Despite the obvious displeasure of Maggie and the twins (Patricia, as always, seemed only to want everyone's happiness) Bonnie met Ian Rosier in the entrance hall on the morning of the first trip to Hogsmeade.

It was a perfect autumn day, crisp and cold with a clear blue sky and distant sun. The leaves were in full color, drifting through the air and crunching under shoes.
And Bonnie was already beginning to regret allowing her friends to help her dress. Maggie, who had let go of her disapprovement long enough to engage in clothing choices, had done most of the work, and the dress Bonnie now found herself wearing, a close-fitting long-sleeved black wool dress that could easily have been worn in the sixties was, in fact, Bonnie's. The black tights were hers, the black boots were Thalia's. The black wool cap was Patricia's, and was her favorite part of the whole getup - Patricia had even done something to her hair so that it fell in soft almost-curly waves. They'd decked her out almost entirely in black, and so it had been up to Bonnie to add the color. Her Hufflepuff scarf, too long for her, was wrapped many times around her neck, and she'd brought a yellow double-breasted coat.
It had been something she'd bought on a whim, spotted while out with her mother in Muggle London a year or so previously. Much to her mother's apparent chagrin, Bonnie had fallen for it at first sight. Now, she was glad she had.
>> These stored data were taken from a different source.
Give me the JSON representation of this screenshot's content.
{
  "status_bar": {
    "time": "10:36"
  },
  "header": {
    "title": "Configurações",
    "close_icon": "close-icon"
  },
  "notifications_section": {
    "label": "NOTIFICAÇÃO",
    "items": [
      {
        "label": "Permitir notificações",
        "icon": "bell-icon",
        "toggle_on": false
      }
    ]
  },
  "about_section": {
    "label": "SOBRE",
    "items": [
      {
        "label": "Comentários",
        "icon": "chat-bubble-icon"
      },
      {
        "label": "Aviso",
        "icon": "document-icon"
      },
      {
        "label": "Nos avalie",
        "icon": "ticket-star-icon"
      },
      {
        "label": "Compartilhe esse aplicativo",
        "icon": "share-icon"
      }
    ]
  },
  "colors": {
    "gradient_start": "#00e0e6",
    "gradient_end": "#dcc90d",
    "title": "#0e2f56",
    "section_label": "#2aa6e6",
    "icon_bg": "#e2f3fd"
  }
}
"You look very nice," Ian said, she thought, rather generously. But she smiled nonetheless, pulling on a pair of black gloves as she joined him.
"Thanks!" She said, bouncing along beside him as they made their way out onto the grounds. "You don't look bad yourself, Mr. Rosier."
Ian glanced at her from the corner of his eye and shoved his hands deep into the pockets of his grey wool coat. He'd let his hair grow long enough that it now just brushed the upturned collar. It looked quite soft, Bonnie thought before she could catch herself. Quite soft indeed.

With the abnormal amounts of black hidden beneath the yellow coat, Bonnie Hargrave looked like a canary flitting along next to a panther. As Maggie had warned her, people immediately began to talk - she could hear her name on voices she immediately ignored. But she could tell by Ian's shifting eyes that he noticed, too.
"Listen," he said just as they reached the gates, "You...I'm really very glad you came, but if this is going to make you uncomf..."
"Ian." She shook her head and glanced over her shoulder at the other Hogwarts students. "It's nothing. Let's just...let's go enjoy Hogsmeade, okay?"
In fact...
She skipped around until she was standing next to him, facing the gates, and slipped her arm under his, letting her hand rest in the crook of his elbow. Might as well give them something else to talk about, she thought.
Ian looked more surprised than any of them.
"Let's go," she said, and tugged him forward.
"As you wish."

They followed the crowds, who soon became used to their combined presence, down from Hogwarts and into the village of Hogsmeade.